I’ve argued before that the question of a “historical” Adam and Eve and the related question of a “historical” Fall is not a “gospel issue.” That is to say, universal human sinfulness is such a self-evident fact that the question of its origin is secondary. The gospel speaks to this phenomenon of universal sinfulness with its offer of universal grace.
But as Richard Beck points out in a thought-provoking post, the hard problem evolution poses for orthodox Christian theology isn’t one of soteriology (what are we saved from and how are we saved) but one of theodicy (how can an all-good God permit such evil as we see in our world). Beck is responding to a critique of evangelical scholar Peter Enns’ book The Evolution of Adam by neo-Calvinist theologian James K.A. Smith. Briefly, Smith doesn’t think Enns takes seriously enough the importance of the orthodox doctrine of the Fall. And Beck thinks that Smith may be right that Enns, by focusing on the origin of humanity, may overlook the broader context that brings the theodicy issue to the fore.

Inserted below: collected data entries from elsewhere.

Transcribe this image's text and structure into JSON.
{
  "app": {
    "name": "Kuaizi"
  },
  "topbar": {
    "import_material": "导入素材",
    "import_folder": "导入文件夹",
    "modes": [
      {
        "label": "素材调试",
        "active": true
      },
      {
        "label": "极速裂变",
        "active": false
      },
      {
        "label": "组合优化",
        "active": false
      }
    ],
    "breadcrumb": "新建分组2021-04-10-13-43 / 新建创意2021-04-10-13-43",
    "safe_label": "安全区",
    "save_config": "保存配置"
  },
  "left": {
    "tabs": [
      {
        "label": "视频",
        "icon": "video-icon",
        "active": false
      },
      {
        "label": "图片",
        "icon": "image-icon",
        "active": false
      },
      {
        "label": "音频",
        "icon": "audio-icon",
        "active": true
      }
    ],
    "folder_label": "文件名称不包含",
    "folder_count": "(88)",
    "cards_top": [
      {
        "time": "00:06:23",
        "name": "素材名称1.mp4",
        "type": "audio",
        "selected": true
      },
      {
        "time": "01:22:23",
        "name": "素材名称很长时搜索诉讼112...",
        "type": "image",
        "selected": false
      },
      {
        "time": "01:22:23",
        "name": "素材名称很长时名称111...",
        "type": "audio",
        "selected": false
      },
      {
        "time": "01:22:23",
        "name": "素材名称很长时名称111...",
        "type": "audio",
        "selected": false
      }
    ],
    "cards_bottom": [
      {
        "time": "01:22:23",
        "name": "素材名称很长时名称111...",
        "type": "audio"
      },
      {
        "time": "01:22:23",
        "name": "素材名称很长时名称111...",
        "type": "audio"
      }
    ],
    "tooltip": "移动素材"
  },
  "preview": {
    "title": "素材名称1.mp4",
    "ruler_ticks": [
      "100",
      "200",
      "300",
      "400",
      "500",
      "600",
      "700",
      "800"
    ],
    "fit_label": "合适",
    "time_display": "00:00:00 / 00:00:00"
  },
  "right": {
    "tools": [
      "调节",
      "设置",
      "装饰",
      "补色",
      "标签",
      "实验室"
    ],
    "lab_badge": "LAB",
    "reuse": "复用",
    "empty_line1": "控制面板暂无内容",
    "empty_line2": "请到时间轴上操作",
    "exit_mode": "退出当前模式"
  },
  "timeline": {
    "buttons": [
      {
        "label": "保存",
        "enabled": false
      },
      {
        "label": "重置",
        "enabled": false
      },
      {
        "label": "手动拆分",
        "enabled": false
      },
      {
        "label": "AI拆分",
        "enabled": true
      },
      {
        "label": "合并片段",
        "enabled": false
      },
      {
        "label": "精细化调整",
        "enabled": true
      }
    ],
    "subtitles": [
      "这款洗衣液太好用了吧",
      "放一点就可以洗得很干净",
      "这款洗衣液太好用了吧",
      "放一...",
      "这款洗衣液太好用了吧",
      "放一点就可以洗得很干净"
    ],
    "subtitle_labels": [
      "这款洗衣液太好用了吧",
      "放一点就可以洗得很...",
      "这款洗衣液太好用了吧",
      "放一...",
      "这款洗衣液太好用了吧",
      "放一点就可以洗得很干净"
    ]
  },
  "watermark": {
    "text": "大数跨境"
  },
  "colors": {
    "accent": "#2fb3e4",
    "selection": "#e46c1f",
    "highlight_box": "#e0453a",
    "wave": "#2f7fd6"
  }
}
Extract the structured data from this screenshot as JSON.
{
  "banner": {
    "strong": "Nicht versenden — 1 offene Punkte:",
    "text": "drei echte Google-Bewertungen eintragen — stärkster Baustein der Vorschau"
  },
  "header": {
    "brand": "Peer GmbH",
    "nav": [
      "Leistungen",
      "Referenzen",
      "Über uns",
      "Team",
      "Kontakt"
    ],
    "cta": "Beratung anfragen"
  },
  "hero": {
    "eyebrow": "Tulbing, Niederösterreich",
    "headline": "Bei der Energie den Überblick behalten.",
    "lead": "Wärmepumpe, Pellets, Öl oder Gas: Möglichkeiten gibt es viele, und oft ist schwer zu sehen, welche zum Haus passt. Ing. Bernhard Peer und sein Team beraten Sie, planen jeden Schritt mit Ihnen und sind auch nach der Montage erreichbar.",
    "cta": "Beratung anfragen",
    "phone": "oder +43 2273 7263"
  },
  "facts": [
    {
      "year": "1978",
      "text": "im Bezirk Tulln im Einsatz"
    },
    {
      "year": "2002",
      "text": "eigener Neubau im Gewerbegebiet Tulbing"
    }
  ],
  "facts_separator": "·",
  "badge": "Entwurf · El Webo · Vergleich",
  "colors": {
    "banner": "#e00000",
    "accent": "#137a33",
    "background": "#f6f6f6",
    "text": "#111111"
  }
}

The problem is this: if the evolutionary story of how life came into being is right (and it’s cleary the best account going), then it looks like evil (suffering, death, sickness, predation, etc.) is built into creation so to speak. In other words, if God uses evolution to bring life into existence–as “theistic” evolutionists contend–then it seems that God is directly responsible for the evil that attends this process. And if that’s so, then can we say that God is truly wholly good?
Beck argues that the point of the traditional doctrine of the Fall isn’t so much to account for human sinfulness as it is to safeguard God’s goodness by exculpating God from responsibility for the existence of evil. He goes on to point out, however, that the orthodox story isn’t quite as air-tight in safeguarding God’s goodness as we might think. He notes, for instance, that in the Bible the serpent (representing evil?) is already present in the garden, tempting Adam and Eve. No account is given of its origin. Only much later was the story of a “fall” of Satan and his angels from heaven posited as a kind of prequel to the Adam and Eve story. And needless to say, this just pushes the problem back a step–after all, whence comes the angels’ propensity toward sin? St. Augustine, for one, rather famously wrestled with this question and never reached a wholly satisfactory solution.

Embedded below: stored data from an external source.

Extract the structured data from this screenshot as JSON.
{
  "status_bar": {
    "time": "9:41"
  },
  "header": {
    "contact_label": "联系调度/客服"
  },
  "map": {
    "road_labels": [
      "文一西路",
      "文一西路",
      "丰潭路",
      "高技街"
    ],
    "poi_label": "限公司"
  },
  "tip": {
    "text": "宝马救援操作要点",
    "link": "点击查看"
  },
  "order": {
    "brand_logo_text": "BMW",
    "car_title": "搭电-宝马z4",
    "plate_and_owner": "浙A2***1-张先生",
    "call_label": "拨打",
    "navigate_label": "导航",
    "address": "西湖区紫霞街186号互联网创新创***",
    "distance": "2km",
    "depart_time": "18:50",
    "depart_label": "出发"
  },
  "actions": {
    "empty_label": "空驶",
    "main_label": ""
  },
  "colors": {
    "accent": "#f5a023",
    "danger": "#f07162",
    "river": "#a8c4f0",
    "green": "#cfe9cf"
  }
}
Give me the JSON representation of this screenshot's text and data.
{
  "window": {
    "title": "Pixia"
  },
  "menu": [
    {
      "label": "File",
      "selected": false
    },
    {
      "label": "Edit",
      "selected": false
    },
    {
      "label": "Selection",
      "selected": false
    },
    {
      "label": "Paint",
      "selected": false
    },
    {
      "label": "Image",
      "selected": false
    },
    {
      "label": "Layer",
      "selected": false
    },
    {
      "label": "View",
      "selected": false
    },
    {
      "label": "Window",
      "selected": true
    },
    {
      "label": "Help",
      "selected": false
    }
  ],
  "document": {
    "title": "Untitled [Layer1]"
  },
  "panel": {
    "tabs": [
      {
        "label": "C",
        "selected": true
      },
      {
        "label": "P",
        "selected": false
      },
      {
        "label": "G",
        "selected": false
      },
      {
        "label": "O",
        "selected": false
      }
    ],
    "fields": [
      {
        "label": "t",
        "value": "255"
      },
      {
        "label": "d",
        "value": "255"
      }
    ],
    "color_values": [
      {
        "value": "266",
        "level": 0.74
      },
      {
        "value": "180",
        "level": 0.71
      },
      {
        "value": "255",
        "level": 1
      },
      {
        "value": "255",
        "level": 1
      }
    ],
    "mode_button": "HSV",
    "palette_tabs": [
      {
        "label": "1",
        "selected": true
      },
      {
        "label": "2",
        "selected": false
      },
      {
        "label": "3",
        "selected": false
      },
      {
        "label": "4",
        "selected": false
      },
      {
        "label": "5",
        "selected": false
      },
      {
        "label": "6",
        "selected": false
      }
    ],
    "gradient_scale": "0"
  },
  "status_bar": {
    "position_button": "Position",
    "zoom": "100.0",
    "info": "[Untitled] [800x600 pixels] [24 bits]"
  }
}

At the end of the day, theodicy doesn’t really boil down to the origins of evil. It boils down to this: Why’d God do it in the first place? Why, given how things turned out, did an all-knowing and all-loving God pull the trigger on Creation? Why’d God do it?

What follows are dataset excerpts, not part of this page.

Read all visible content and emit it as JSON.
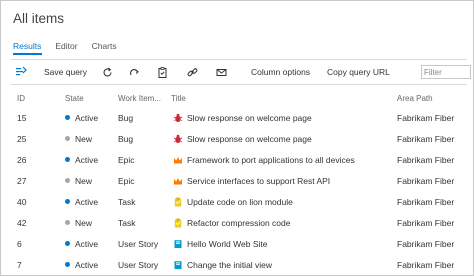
{
  "page": {
    "title": "All items"
  },
  "tabs": [
    {
      "label": "Results",
      "active": true
    },
    {
      "label": "Editor",
      "active": false
    },
    {
      "label": "Charts",
      "active": false
    }
  ],
  "toolbar": {
    "save_query": "Save query",
    "column_options": "Column options",
    "copy_query_url": "Copy query URL",
    "filter_placeholder": "Filter"
  },
  "columns": {
    "id": "ID",
    "state": "State",
    "work_item_type": "Work Item...",
    "title": "Title",
    "area_path": "Area Path"
  },
  "colors": {
    "accent": "#0078d4",
    "active_state": "#0078d4",
    "new_state": "#a6a6a6",
    "bug": "#cc293d",
    "epic": "#ff7b00",
    "task": "#f2cb1d",
    "user_story": "#009ccc"
  },
  "rows": [
    {
      "id": "15",
      "state": "Active",
      "type": "Bug",
      "icon": "bug-icon",
      "title": "Slow response on welcome page",
      "area": "Fabrikam Fiber"
    },
    {
      "id": "25",
      "state": "New",
      "type": "Bug",
      "icon": "bug-icon",
      "title": "Slow response on welcome page",
      "area": "Fabrikam Fiber"
    },
    {
      "id": "26",
      "state": "Active",
      "type": "Epic",
      "icon": "crown-icon",
      "title": "Framework to port applications to all devices",
      "area": "Fabrikam Fiber"
    },
    {
      "id": "27",
      "state": "New",
      "type": "Epic",
      "icon": "crown-icon",
      "title": "Service interfaces to support Rest API",
      "area": "Fabrikam Fiber"
    },
    {
      "id": "40",
      "state": "Active",
      "type": "Task",
      "icon": "clipboard-icon",
      "title": "Update code on lion module",
      "area": "Fabrikam Fiber"
    },
    {
      "id": "42",
      "state": "New",
      "type": "Task",
      "icon": "clipboard-icon",
      "title": "Refactor compression code",
      "area": "Fabrikam Fiber"
    },
    {
      "id": "6",
      "state": "Active",
      "type": "User Story",
      "icon": "book-icon",
      "title": "Hello World Web Site",
      "area": "Fabrikam Fiber"
    },
    {
      "id": "7",
      "state": "Active",
      "type": "User Story",
      "icon": "book-icon",
      "title": "Change the initial view",
      "area": "Fabrikam Fiber"
    }
  ]
}
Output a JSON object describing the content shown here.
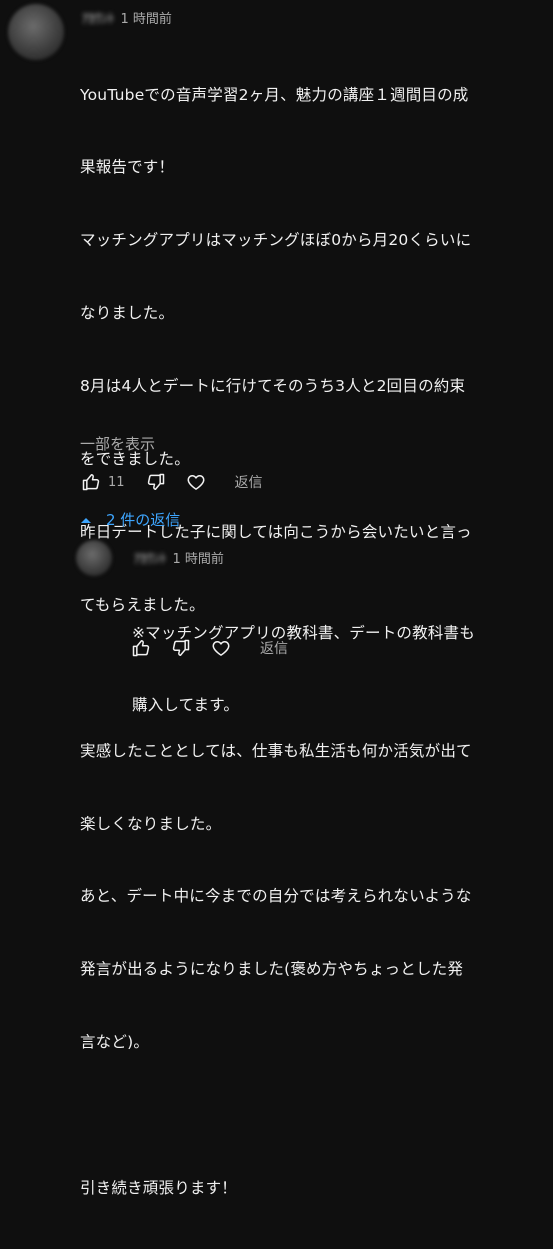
{
  "comment": {
    "author": "ｱｶｳﾝﾄ",
    "time": "1 時間前",
    "lines": [
      "YouTubeでの音声学習2ヶ月、魅力の講座１週間目の成",
      "果報告です！",
      "マッチングアプリはマッチングほぼ0から月20くらいに",
      "なりました。",
      "8月は4人とデートに行けてそのうち3人と2回目の約束",
      "をできました。",
      "昨日デートした子に関しては向こうから会いたいと言っ",
      "てもらえました。",
      "",
      "実感したこととしては、仕事も私生活も何か活気が出て",
      "楽しくなりました。",
      "あと、デート中に今までの自分では考えられないような",
      "発言が出るようになりました(褒め方やちょっとした発",
      "言など)。",
      "",
      "引き続き頑張ります！"
    ],
    "show_more": "一部を表示",
    "like_count": "11",
    "reply_label": "返信"
  },
  "replies_toggle": "2 件の返信",
  "reply": {
    "author": "ｱｶｳﾝﾄ",
    "time": "1 時間前",
    "lines": [
      "※マッチングアプリの教科書、デートの教科書も",
      "購入してます。"
    ],
    "reply_label": "返信"
  },
  "colors": {
    "background": "#0f0f0f",
    "text": "#f1f1f1",
    "muted": "#aaaaaa",
    "link": "#3ea6ff"
  }
}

No one knows of course. Not Smith. Not Enns. Not me. My point here is simply to note that this is a live and acute question for everybody. So I think it right and proper for Smith to point this out for Enns. But the same question is pointed at orthodox theology and it doesn’t have any better answers, just a “mystery” that allows it, often in cowardly ways, to retreat from answering the questions directly.
Theodicy has always been the root problem of Christian theology, orthodox or heterodox. There’s no getting around that. The problem is no less acute here than there.
Readers may be aware of my ongoing interest in this problem. For instance, in my blogging on Christopher Southgate’s book on animal theodicy, I discussed his “only way” argument. This is the argument that creating by means of an evolutionary process–with all that entails in terms of evil and suffering–was the only way for God to get creatures like us in the context of a law-governed universe. God is “off the hook” as it were because there was no other way for God to achieve his ends. Whatever problems there may be with this view (and there are some), it does try to account for evil in a way that doesn’t make God the author of (avoidable) evil. But as Beck says, this is a challenge for all theology, whether it accepts evolution or not.